An employer who has to admit that there was an ageist workplace culture in early 2006 will be hard pressed to convince an employment tribunal that everything suddenly changed on October 1.

Basically, the new law will: l Outlaw age discrimination in recruitment, promotion and training.

l Introduce a default retirement age of 65, and require employers to objectively justify any lower retirement age.

l Remove the current age limit of 65 for unfair dismissal and redundancy rights.

l Give employees the right to ask to work beyond retirement age and oblige employers to consider such a request.

l Force employers to give staff at least six months' notice of their intended retirement date Where an employee wants to stay on beyond the default retirement age, there is a specific duty to consider' procedure.

This is complicated beyond measure and includes lots of references to reasonably practicable', words beloved of the lawyer and which simply scream litigation.' One major difference from other types of discrimination is that direct age discrimination can be justified but only if an employer can show it is a proportionate means of achieving a legitimate aim.

This is no easy hurdle to overcome. Case law shows tribunals will expect to see detailed and convincing arguments showing the importance of the aim and that less discriminatory measures would not achieve the desired end.

The way age discrimination is defined includes discrimination based on apparent age, so people will be able to bring a tribunal claim, even if the discrimination was based on an incorrect assumption about their age.

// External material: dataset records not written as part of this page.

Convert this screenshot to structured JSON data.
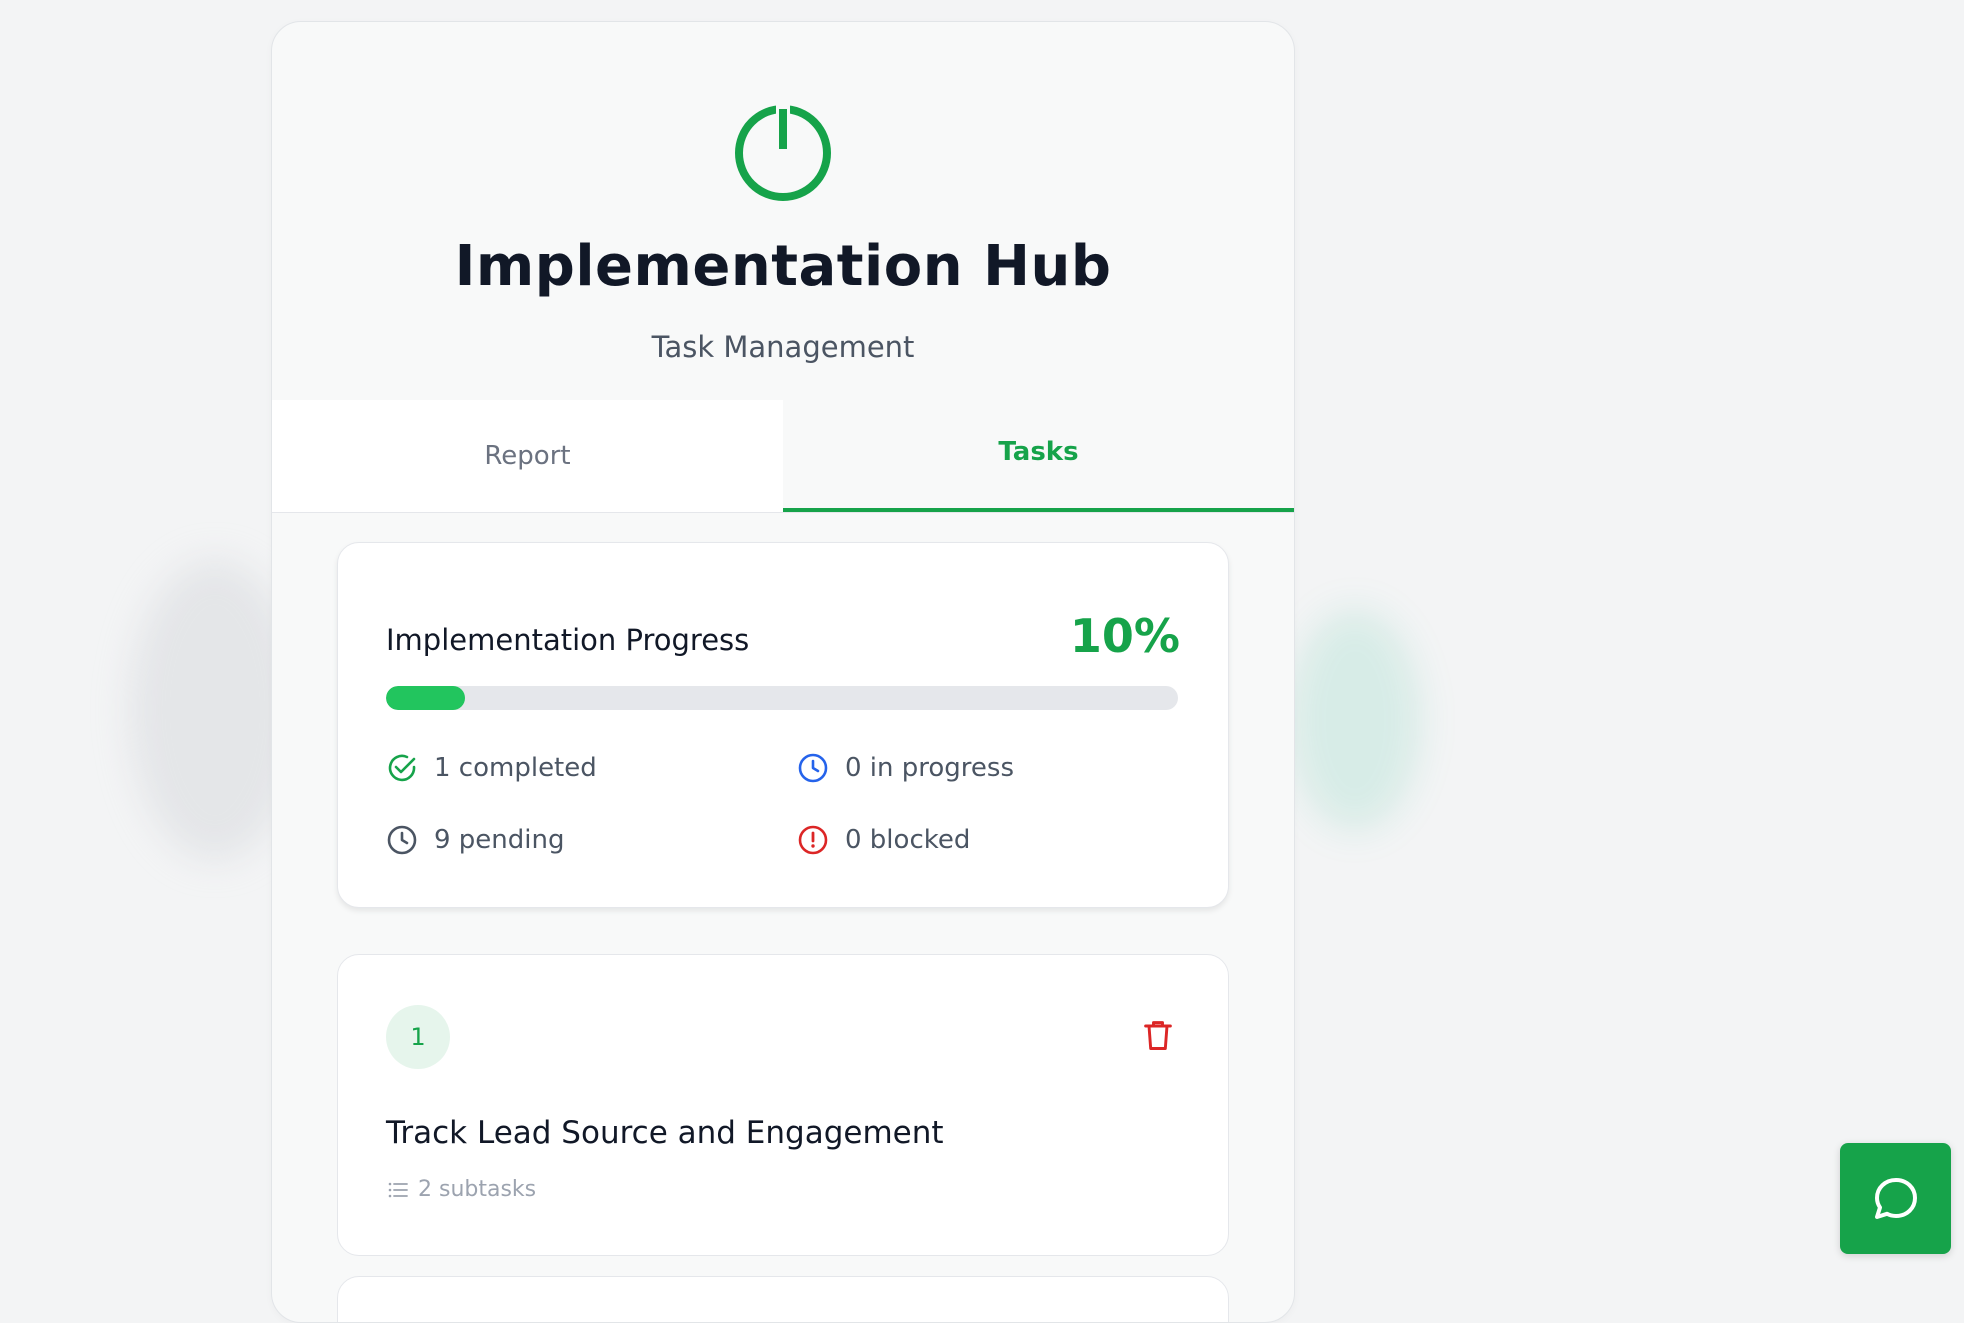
{
  "header": {
    "icon": "power-icon",
    "title": "Implementation Hub",
    "subtitle": "Task Management"
  },
  "tabs": [
    {
      "label": "Report",
      "active": false
    },
    {
      "label": "Tasks",
      "active": true
    }
  ],
  "progress": {
    "title": "Implementation Progress",
    "percent_label": "10%",
    "percent_value": 10,
    "stats": {
      "completed": "1 completed",
      "in_progress": "0 in progress",
      "pending": "9 pending",
      "blocked": "0 blocked"
    }
  },
  "tasks": [
    {
      "number": "1",
      "title": "Track Lead Source and Engagement",
      "subtasks": "2 subtasks"
    }
  ],
  "chat": {
    "icon": "chat-bubble-icon"
  },
  "colors": {
    "accent": "#16a34a",
    "progress_fill": "#22c55e",
    "in_progress": "#2563eb",
    "blocked": "#dc2626",
    "pending": "#4b5563"
  }
}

Discriminating on the grounds of age could be very costly to employers.

There will be no upper limit on potential compensation, unlike unfair dismissal which is subject to a statutory cap.

Highly-paid senior executives in their 40s and 50s who are dismissed for age-related reasons will often find it difficult to ever get comparable jobs.

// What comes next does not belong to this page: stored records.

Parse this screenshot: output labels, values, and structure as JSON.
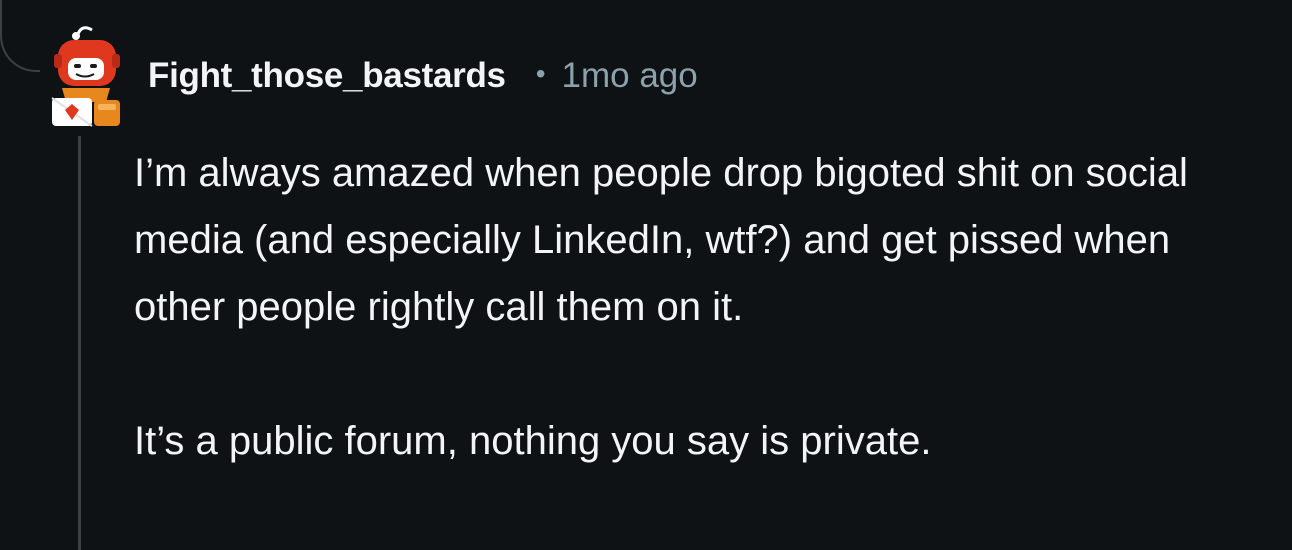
{
  "comment": {
    "username": "Fight_those_bastards",
    "separator": "•",
    "timestamp": "1mo ago",
    "paragraphs": [
      "I’m always amazed when people drop bigoted shit on social media (and especially LinkedIn, wtf?) and get pissed when other people rightly call them on it.",
      "It’s a public forum, nothing you say is private."
    ],
    "avatar_icon": "snoo-robot-avatar-icon"
  },
  "colors": {
    "background": "#0f1214",
    "text": "#f2f4f5",
    "meta": "#8ba2ad",
    "thread_line": "#3a4044",
    "avatar_red": "#e0371f",
    "avatar_orange": "#e8871e"
  }
}
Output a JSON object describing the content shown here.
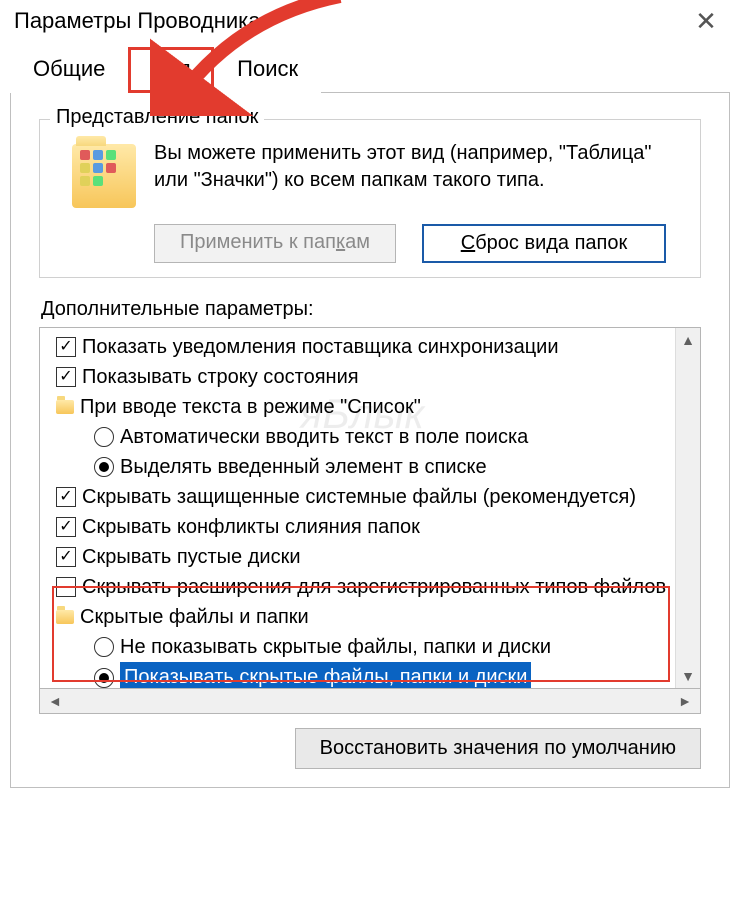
{
  "window": {
    "title": "Параметры Проводника"
  },
  "tabs": {
    "general": "Общие",
    "view": "Вид",
    "search": "Поиск"
  },
  "folder_views": {
    "legend": "Представление папок",
    "description": "Вы можете применить этот вид (например, \"Таблица\" или \"Значки\") ко всем папкам такого типа.",
    "apply_label_pre": "Применить к пап",
    "apply_label_u": "к",
    "apply_label_post": "ам",
    "reset_label_u": "С",
    "reset_label_post": "брос вида папок"
  },
  "advanced": {
    "label": "Дополнительные параметры:",
    "items": {
      "sync_notify": "Показать уведомления поставщика синхронизации",
      "status_bar": "Показывать строку состояния",
      "list_input": "При вводе текста в режиме \"Список\"",
      "auto_search": "Автоматически вводить текст в поле поиска",
      "select_item": "Выделять введенный элемент в списке",
      "hide_protected": "Скрывать защищенные системные файлы (рекомендуется)",
      "hide_merge": "Скрывать конфликты слияния папок",
      "hide_empty": "Скрывать пустые диски",
      "hide_ext": "Скрывать расширения для зарегистрированных типов файлов",
      "hidden_group": "Скрытые файлы и папки",
      "hidden_no": "Не показывать скрытые файлы, папки и диски",
      "hidden_yes": "Показывать скрытые файлы, папки и диски"
    }
  },
  "restore": {
    "label": "Восстановить значения по умолчанию"
  },
  "watermark": "яБлык"
}
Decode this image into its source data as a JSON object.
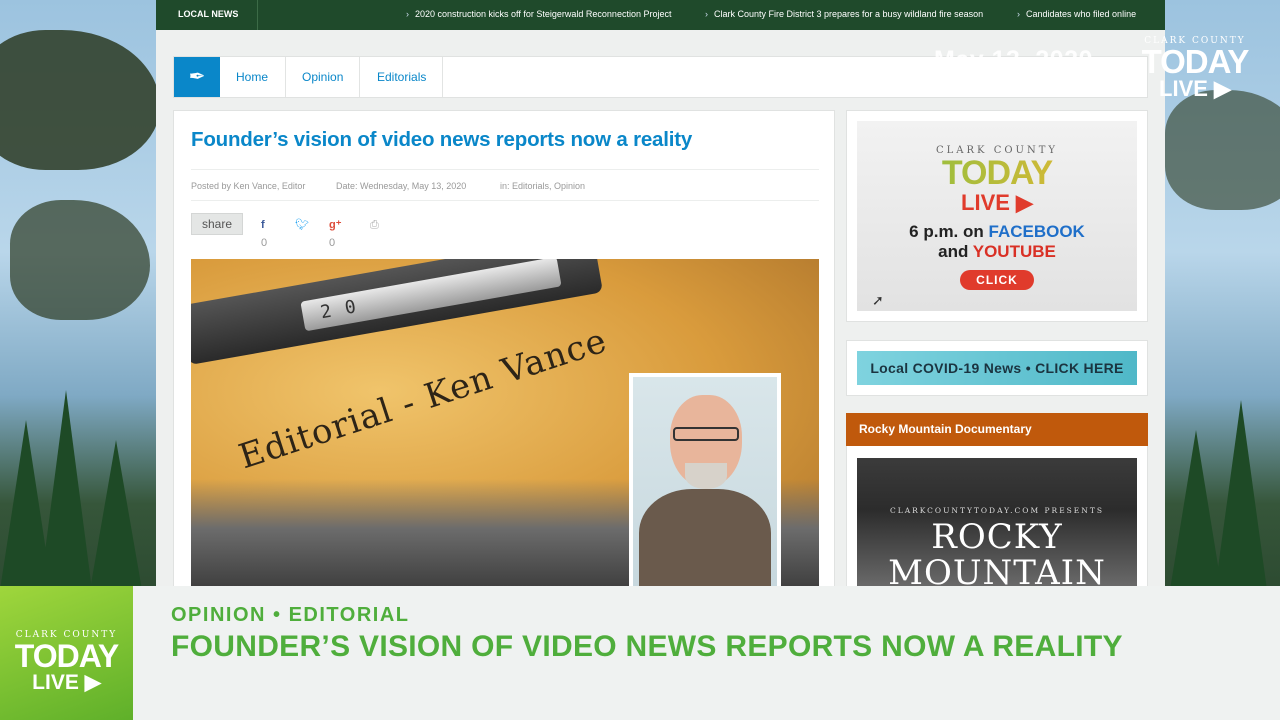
{
  "ticker": {
    "label": "LOCAL NEWS",
    "items": [
      "2020 construction kicks off for Steigerwald Reconnection Project",
      "Clark County Fire District 3 prepares for a busy wildland fire season",
      "Candidates who filed online"
    ]
  },
  "breadcrumb": {
    "home": "Home",
    "opinion": "Opinion",
    "editorials": "Editorials"
  },
  "article": {
    "title": "Founder’s vision of video news reports now a reality",
    "posted_by": "Posted by Ken Vance, Editor",
    "date": "Date: Wednesday, May 13, 2020",
    "in": "in: Editorials, Opinion",
    "share_label": "share",
    "facebook_count": "0",
    "gplus_count": "0",
    "hero": {
      "ruler_digits": "20",
      "typed_text": "Editorial - Ken Vance"
    }
  },
  "sidebar": {
    "live_ad": {
      "brand": "CLARK COUNTY",
      "today": "TODAY",
      "live": "LIVE",
      "when_prefix": "6 p.m. on ",
      "facebook": "FACEBOOK",
      "and": "and ",
      "youtube": "YOUTUBE",
      "click": "CLICK"
    },
    "covid_banner": "Local COVID-19 News • CLICK HERE",
    "doc_heading": "Rocky Mountain Documentary",
    "doc": {
      "presents": "CLARKCOUNTYTODAY.COM PRESENTS",
      "title": "ROCKY MOUNTAIN"
    }
  },
  "overlay": {
    "date": "May 13, 2020",
    "logo_brand": "CLARK COUNTY",
    "logo_today": "TODAY",
    "logo_live": "LIVE"
  },
  "lower_third": {
    "logo_brand": "CLARK COUNTY",
    "logo_today": "TODAY",
    "logo_live": "LIVE",
    "kicker": "OPINION • EDITORIAL",
    "headline": "FOUNDER’S VISION OF VIDEO NEWS REPORTS NOW A REALITY"
  },
  "colors": {
    "link_blue": "#0a87c9",
    "ticker_green": "#1f4a2b",
    "lower_green": "#4fae3c",
    "doc_orange": "#c0590c"
  },
  "icons": {
    "breadcrumb": "feather-icon",
    "share_facebook": "facebook-icon",
    "share_twitter": "twitter-icon",
    "share_gplus": "google-plus-icon",
    "share_print": "print-icon",
    "live_play": "play-circle-icon"
  }
}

This means employers could be liable for huge awards of compensation, covering many years of lost income resulting from the discrimination.

Older workers will not be the only beneficiaries the law will apply to employees of all ages.

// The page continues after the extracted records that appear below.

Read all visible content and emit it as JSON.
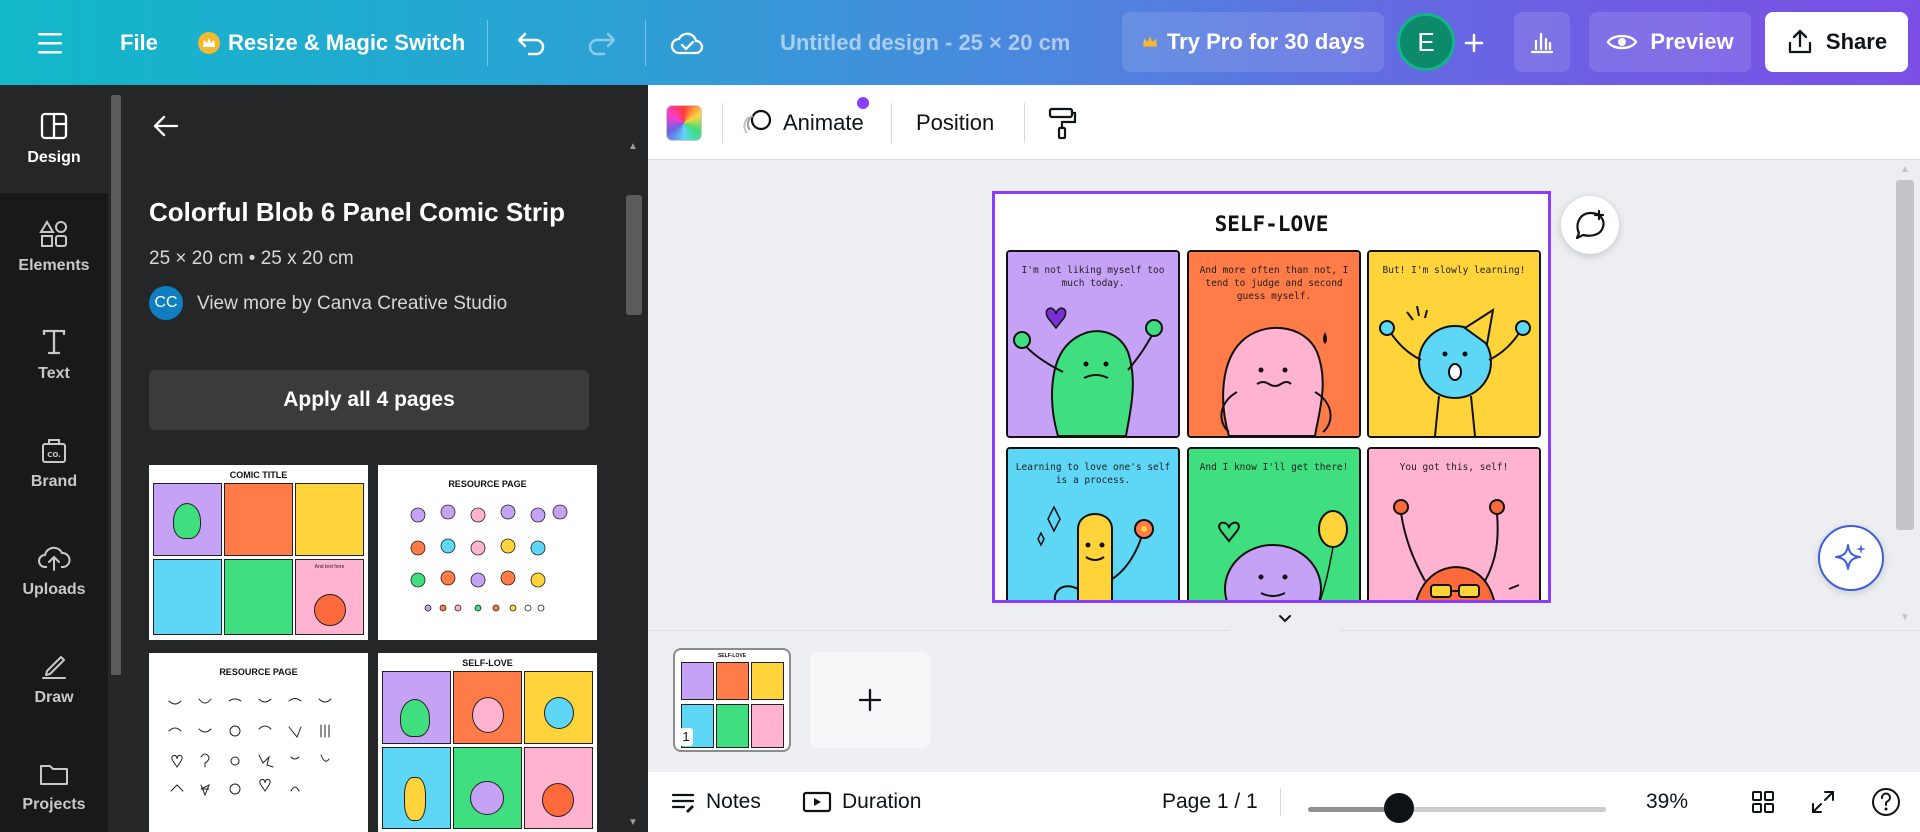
{
  "topbar": {
    "menu_icon": "hamburger-icon",
    "file_label": "File",
    "resize_label": "Resize & Magic Switch",
    "resize_icon": "crown-icon",
    "undo_icon": "undo-icon",
    "redo_icon": "redo-icon",
    "cloud_icon": "cloud-check-icon",
    "doc_title": "Untitled design - 25 × 20 cm",
    "pro_label": "Try Pro for 30 days",
    "pro_icon": "crown-icon",
    "avatar_initial": "E",
    "share_label": "Share",
    "preview_label": "Preview",
    "colors": {
      "crown": "#f5b92f",
      "avatar": "#0c8a6a"
    }
  },
  "rail": {
    "items": [
      {
        "label": "Design",
        "icon": "layout-icon"
      },
      {
        "label": "Elements",
        "icon": "shapes-icon"
      },
      {
        "label": "Text",
        "icon": "text-icon"
      },
      {
        "label": "Brand",
        "icon": "brand-kit-icon"
      },
      {
        "label": "Uploads",
        "icon": "cloud-upload-icon"
      },
      {
        "label": "Draw",
        "icon": "pen-icon"
      },
      {
        "label": "Projects",
        "icon": "folder-icon"
      }
    ]
  },
  "panel": {
    "title": "Colorful Blob 6 Panel Comic Strip",
    "size_line": "25 × 20 cm • 25 x 20 cm",
    "creator_initials": "CC",
    "creator_link": "View more by Canva Creative Studio",
    "apply_label": "Apply all 4 pages",
    "thumbs": [
      {
        "title": "COMIC TITLE",
        "caption": "And text here"
      },
      {
        "title": "RESOURCE PAGE"
      },
      {
        "title": "RESOURCE PAGE"
      },
      {
        "title": "SELF-LOVE"
      }
    ]
  },
  "context_bar": {
    "animate_label": "Animate",
    "position_label": "Position",
    "color_icon": "rainbow-color-icon",
    "animate_icon": "animate-icon",
    "paint_icon": "paint-roller-icon"
  },
  "page": {
    "heading": "SELF-LOVE",
    "panels": [
      {
        "caption": "I'm not liking myself too much today.",
        "bg": "#c6a2f7"
      },
      {
        "caption": "And more often than not, I tend to judge and second guess myself.",
        "bg": "#ff7b47"
      },
      {
        "caption": "But! I'm slowly learning!",
        "bg": "#ffd43b"
      },
      {
        "caption": "Learning to love one's self is a process.",
        "bg": "#5ed6f5"
      },
      {
        "caption": "And I know I'll get there!",
        "bg": "#3fde7e"
      },
      {
        "caption": "You got this, self!",
        "bg": "#ffb3d1"
      }
    ]
  },
  "strip": {
    "page_number": "1",
    "add_icon": "plus-icon"
  },
  "footer": {
    "notes_label": "Notes",
    "duration_label": "Duration",
    "page_indicator": "Page 1 / 1",
    "zoom_label": "39%",
    "zoom_value": 0.39
  }
}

It will force employers to confront the prejudices that underlie age discrimination.

For example, the assertion that younger people lack the authority to deal with our clients;' or a middle-aged woman will never fit into our youthful atmosphere.' While some of these stereotypes maybe true, on average, that is legally irrelevant.

The law requires each person be treated as an individual, not assumed to be like other members of the group, whether or not most members of the group do have such characteristics.

As regards job applicants, it will not be discriminatory to treat them less favourably on the ground of their age where they are older than the employer's normal retirement age, or would reach normal retirement age within six months of their application.

Service-related benefits such as additional holiday or pay will continue to be allowed but only in certain circumstances.

Provided the award is for a period not exceeding five years then it will be fine.

For benefits awarded on the basis of more than five years' service, it will be legal provided it reasonably appears to the employer that using the length of service criterion fulfils a business need.

Examples of this include encouraging the loyalty or motivation, or rewarding the experience, of some or all workers.